Le conditionnel est toujours de mise.
Lu, dans la dernière livraison du Cern-Courier (Janvier/Février 2012) : «[1]Si le boson de Higgs existe suivant les prévisions du Model Standard, alors sa masse est comprise, avec la plus grande probabilité, entre 115,5 et 127 Gev. Pour être plus précis, l’équipe du CMS exclut, avec 95% d’assurance, que ce boson ait une masse supérieure à 127 Gev, tandis que l’équipe d’ATLAS exclut une masse inférieure à 115.5 et supérieure à 131 Gev (avec une possible petite fenêtre de 237-251 Gev pas encore exclue par Atlas). Les limites supérieures de la région d’exclusion sont 468 Gev pour Atlas et 600 Gev pour CMS.
La possibilité d’exclure la région de masse inférieure est contrariée dans les deux expériences par le fait qu’il y ait un excès d’événements au voisinage de 120 Gev. De tels excès pourraient être tout simplement des fluctuations du fond (donc non significatif) ou bien les prémices d’un signal caractéristique de Higgs. Ces résultats sont consistants avec ce qui est attendu avec les statistiques accumulées jusqu’à présent, que le boson de Higgs de masse légère existe ou pas (sic).
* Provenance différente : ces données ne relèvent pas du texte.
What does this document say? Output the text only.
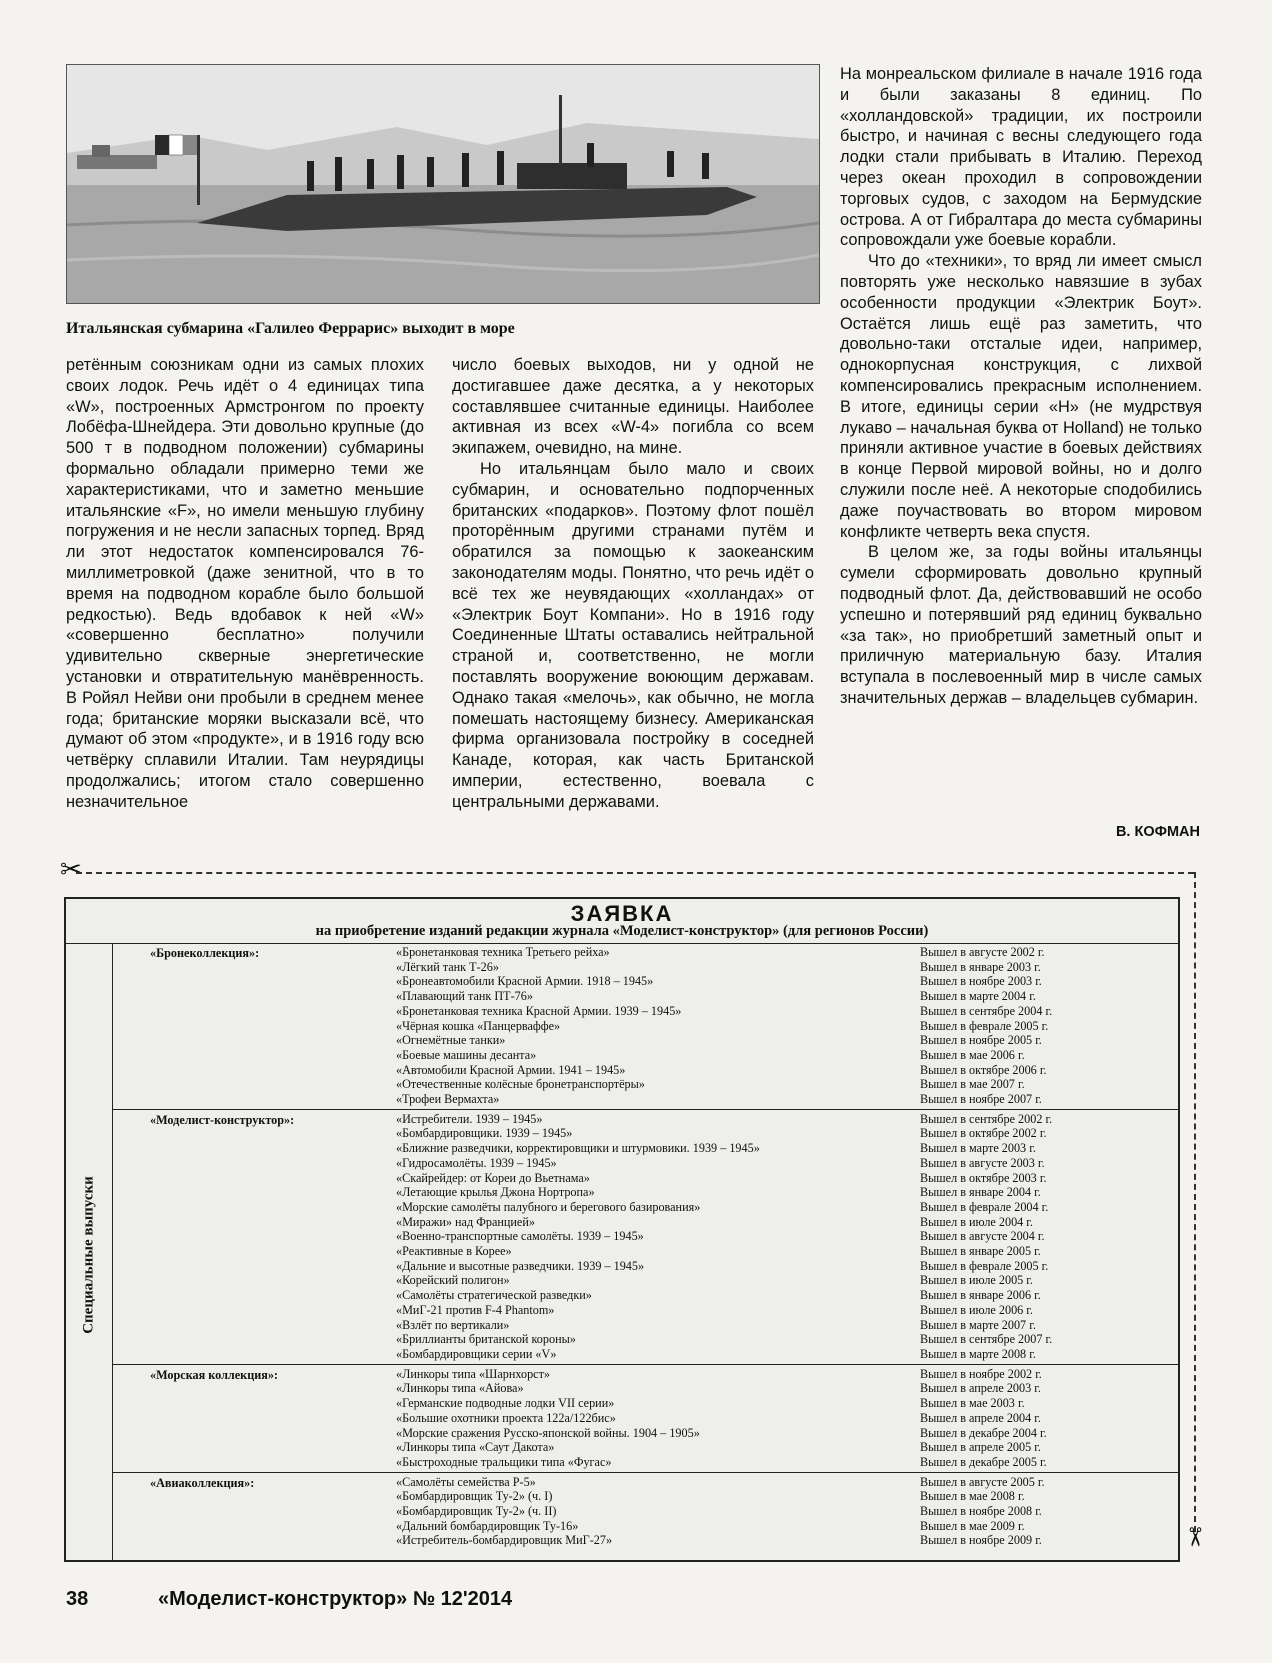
Итальянская субмарина «Галилео Феррарис» выходит в море

ретённым союзникам одни из самых плохих своих лодок. Речь идёт о 4 единицах типа «W», построенных Армстронгом по проекту Лобёфа-Шнейдера. Эти довольно крупные (до 500 т в подводном положении) субмарины формально обладали примерно теми же характеристиками, что и заметно меньшие итальянские «F», но имели меньшую глубину погружения и не несли запасных торпед. Вряд ли этот недостаток компенсировался 76-миллиметровкой (даже зенитной, что в то время на подводном корабле было большой редкостью). Ведь вдобавок к ней «W» «совершенно бесплатно» получили удивительно скверные энергетические установки и отвратительную манёвренность. В Ройял Нейви они пробыли в среднем менее года; британские моряки высказали всё, что думают об этом «продукте», и в 1916 году всю четвёрку сплавили Италии. Там неурядицы продолжались; итогом стало совершенно незначительное

число боевых выходов, ни у одной не достигавшее даже десятка, а у некоторых составлявшее считанные единицы. Наиболее активная из всех «W-4» погибла со всем экипажем, очевидно, на мине.

Но итальянцам было мало и своих субмарин, и основательно подпорченных британских «подарков». Поэтому флот пошёл проторённым другими странами путём и обратился за помощью к заокеанским законодателям моды. Понятно, что речь идёт о всё тех же неувядающих «холландах» от «Электрик Боут Компани». Но в 1916 году Соединенные Штаты оставались нейтральной страной и, соответственно, не могли поставлять вооружение воюющим державам. Однако такая «мелочь», как обычно, не могла помешать настоящему бизнесу. Американская фирма организовала постройку в соседней Канаде, которая, как часть Британской империи, естественно, воевала с центральными державами.

На монреальском филиале в начале 1916 года и были заказаны 8 единиц. По «холландовской» традиции, их построили быстро, и начиная с весны следующего года лодки стали прибывать в Италию. Переход через океан проходил в сопровождении торговых судов, с заходом на Бермудские острова. А от Гибралтара до места субмарины сопровождали уже боевые корабли.

Что до «техники», то вряд ли имеет смысл повторять уже несколько навязшие в зубах особенности продукции «Электрик Боут». Остаётся лишь ещё раз заметить, что довольно-таки отсталые идеи, например, однокорпусная конструкция, с лихвой компенсировались прекрасным исполнением. В итоге, единицы серии «Н» (не мудрствуя лукаво – начальная буква от Holland) не только приняли активное участие в боевых действиях в конце Первой мировой войны, но и долго служили после неё. А некоторые сподобились даже поучаствовать во втором мировом конфликте четверть века спустя.

В целом же, за годы войны итальянцы сумели сформировать довольно крупный подводный флот. Да, действовавший не особо успешно и потерявший ряд единиц буквально «за так», но приобретший заметный опыт и приличную материальную базу. Италия вступала в послевоенный мир в числе самых значительных держав – владельцев субмарин.

В. КОФМАН
✂
✂
ЗАЯВКА
на приобретение изданий редакции журнала «Моделист-конструктор» (для регионов России)
Специальные выпуски
«Бронеколлекция»:	«Бронетанковая техника Третьего рейха»	Вышел в августе 2002 г.
«Лёгкий танк Т-26»	Вышел в январе 2003 г.
«Бронеавтомобили Красной Армии. 1918 – 1945»	Вышел в ноябре 2003 г.
«Плавающий танк ПТ-76»	Вышел в марте 2004 г.
«Бронетанковая техника Красной Армии. 1939 – 1945»	Вышел в сентябре 2004 г.
«Чёрная кошка «Панцерваффе»	Вышел в феврале 2005 г.
«Огнемётные танки»	Вышел в ноябре 2005 г.
«Боевые машины десанта»	Вышел в мае 2006 г.
«Автомобили Красной Армии. 1941 – 1945»	Вышел в октябре 2006 г.
«Отечественные колёсные бронетранспортёры»	Вышел в мае 2007 г.
«Трофеи Вермахта»	Вышел в ноябре 2007 г.
«Моделист-конструктор»:	«Истребители. 1939 – 1945»	Вышел в сентябре 2002 г.
«Бомбардировщики. 1939 – 1945»	Вышел в октябре 2002 г.
«Ближние разведчики, корректировщики и штурмовики. 1939 – 1945»	Вышел в марте 2003 г.
«Гидросамолёты. 1939 – 1945»	Вышел в августе 2003 г.
«Скайрейдер: от Кореи до Вьетнама»	Вышел в октябре 2003 г.
«Летающие крылья Джона Нортропа»	Вышел в январе 2004 г.
«Морские самолёты палубного и берегового базирования»	Вышел в феврале 2004 г.
«Миражи» над Францией»	Вышел в июле 2004 г.
«Военно-транспортные самолёты. 1939 – 1945»	Вышел в августе 2004 г.
«Реактивные в Корее»	Вышел в январе 2005 г.
«Дальние и высотные разведчики. 1939 – 1945»	Вышел в феврале 2005 г.
«Корейский полигон»	Вышел в июле 2005 г.
«Самолёты стратегической разведки»	Вышел в январе 2006 г.
«МиГ-21 против F-4 Phantom»	Вышел в июле 2006 г.
«Взлёт по вертикали»	Вышел в марте 2007 г.
«Бриллианты британской короны»	Вышел в сентябре 2007 г.
«Бомбардировщики серии «V»	Вышел в марте 2008 г.
«Морская коллекция»:	«Линкоры типа «Шарнхорст»	Вышел в ноябре 2002 г.
«Линкоры типа «Айова»	Вышел в апреле 2003 г.
«Германские подводные лодки VII серии»	Вышел в мае 2003 г.
«Большие охотники проекта 122а/122бис»	Вышел в апреле 2004 г.
«Морские сражения Русско-японской войны. 1904 – 1905»	Вышел в декабре 2004 г.
«Линкоры типа «Саут Дакота»	Вышел в апреле 2005 г.
«Быстроходные тральщики типа «Фугас»	Вышел в декабре 2005 г.
«Авиаколлекция»:	«Самолёты семейства Р-5»	Вышел в августе 2005 г.
«Бомбардировщик Ту-2» (ч. I)	Вышел в мае 2008 г.
«Бомбардировщик Ту-2» (ч. II)	Вышел в ноябре 2008 г.
«Дальний бомбардировщик Ту-16»	Вышел в мае 2009 г.
«Истребитель-бомбардировщик МиГ-27»	Вышел в ноябре 2009 г.
38	«Моделист-конструктор» № 12'2014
La campagne de collecte de données programmée en 2012, attendue pour fournir au moins deux fois plus de collisions que en 2011 (soit dit en passant : 2 fois 300.000 milliards), devrait conduire à résoudre la quête du boson de Higgs du modèle standard – qui dure depuis 40 ans – en nous fournissant la réponse : oui, il est mis en évidence, ou bien, non il est totalement exclu. »
« Les résultats dévoilés au cours des présentations du 13/12 ont montré qu’une compréhension profonde est achevée, par chacune des équipes, des performances respectives des détecteurs et des nombreux bruits de l’arrière-fond. » Dans la même veine, il est écrit plus loin : « Pour le CMS, une bonne résolution de masse est possible grâce en particulier au progrès majeur qui a été finalisé dans la compréhension du calibrage du calorimètre de cristal ; dans l’aire centrale du calorimètre la performance est désormais voisine de la prévision nominale. »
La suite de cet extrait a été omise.